小学校低学年からいわゆる優等生で、神童かと騒がれるくらいの子どもだった。私が私の親だったなら、どうすればこの子の可能性を最大限に伸ばせるだろう!?とワクワクしたに違いない。

でも、幼い私は両親の言動から「こういう自分は、この家ではあまり歓迎されないのだな」と感じていた。

父親は本当のところどうだったのか、正直わからない。そもそも会話が少なかった。私にとって父は長らく「謎の人」だった。父はとうに鬼籍に入ったので、今さら聞くこともできない。

母親は、勉強ができる私のことを「迷惑」とさえ思っていた気がする。それはたぶん、主に以下の3つの理由によって。

教育への無理解
父は難易度の低い高卒で、母は中卒だった。存命なら父は81歳、健在の母は77歳なので時代のせいもあるだろうが、両親ともに高等教育を受けていないため、「教育がいかに子どもの可能性を広げるものなのか」を彼らは知らなかった。

お金がなかった
私が高1のときに父は病気で無職になるのだが、それまでは零細企業(とっくに潰れて今はもう無い)のダラリーマンだった。現代なら真っ先にリストラ対象になるような人間だ。むろん給与は低い。
母は中卒の15歳で都会へ住み込みで働きに出て、以来62年間(今も現役)ずーーーっと内職でミシンを踏んでいる。むろん賃金は安い。
そして父は私が3歳のときに無理して家を建て、住宅ローンに追われた。まったく余裕のない経済状況の中、「学び」に対して子どもが欲を出すと困るのだった。

平凡を好む母親の価値観
母親はなぜか、目立つことをとても嫌う人だった。口ぐせは「ふつうがいちばん」(うっとりした目で)。
私が突出した成績で周囲から注目されると、「お母さんが教育ママみたいに思われてイヤやわ!」といつも言っていた。本人(私)の前で。
小学校低学年の授業参観で、自分で作ったお話を発表させられたときも、私が一度もつっかえずに感情を込めて読んだので、母は他のお母さんから「児童劇団に所属していらっしゃるんざますの?」と聞かれたらしい。「恥ずかしいわ!!そんなわけないやろ!!」と超不機嫌だった。

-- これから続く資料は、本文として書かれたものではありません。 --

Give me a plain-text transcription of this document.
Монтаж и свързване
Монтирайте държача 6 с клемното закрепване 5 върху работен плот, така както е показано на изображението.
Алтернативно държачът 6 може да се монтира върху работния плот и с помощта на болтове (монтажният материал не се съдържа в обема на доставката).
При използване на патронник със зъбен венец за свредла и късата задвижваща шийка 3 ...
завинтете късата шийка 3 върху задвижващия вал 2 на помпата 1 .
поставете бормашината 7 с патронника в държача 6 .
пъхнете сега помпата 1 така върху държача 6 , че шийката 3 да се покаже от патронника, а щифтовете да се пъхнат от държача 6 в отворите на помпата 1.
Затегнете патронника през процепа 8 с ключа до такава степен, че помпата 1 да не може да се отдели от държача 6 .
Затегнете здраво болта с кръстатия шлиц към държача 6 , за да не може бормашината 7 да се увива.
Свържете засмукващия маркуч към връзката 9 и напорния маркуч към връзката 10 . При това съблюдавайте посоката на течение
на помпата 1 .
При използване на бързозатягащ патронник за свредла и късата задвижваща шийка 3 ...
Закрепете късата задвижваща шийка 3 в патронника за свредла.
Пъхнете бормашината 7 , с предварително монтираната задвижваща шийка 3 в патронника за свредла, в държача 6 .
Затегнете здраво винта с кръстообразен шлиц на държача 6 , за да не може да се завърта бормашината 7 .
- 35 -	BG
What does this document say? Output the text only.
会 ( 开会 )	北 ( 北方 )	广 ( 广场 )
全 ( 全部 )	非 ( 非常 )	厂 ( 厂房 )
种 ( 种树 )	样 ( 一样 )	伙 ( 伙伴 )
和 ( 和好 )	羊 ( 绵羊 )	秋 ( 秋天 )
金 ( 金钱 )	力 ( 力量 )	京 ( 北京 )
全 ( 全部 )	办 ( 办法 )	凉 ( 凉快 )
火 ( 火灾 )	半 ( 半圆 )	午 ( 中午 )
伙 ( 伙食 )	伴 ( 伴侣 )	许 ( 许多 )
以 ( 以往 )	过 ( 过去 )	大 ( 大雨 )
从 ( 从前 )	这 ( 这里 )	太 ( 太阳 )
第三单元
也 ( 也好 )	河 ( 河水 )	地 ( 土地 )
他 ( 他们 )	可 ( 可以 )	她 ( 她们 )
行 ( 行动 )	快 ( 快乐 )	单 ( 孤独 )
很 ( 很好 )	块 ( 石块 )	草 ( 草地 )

他には、私より2つ上の姉が勉強面では最下方だったので、私ばかり褒めるわけにもいかなかったのかな…などと考えられなくもないが、そもそも「勉強ができること」に価値を見出さない親だった。

また、両親は某宗教に傾倒していたため、明らかに褒められるべき場面でも「ご神仏のおかげ」にすり替えられてしまうのだった。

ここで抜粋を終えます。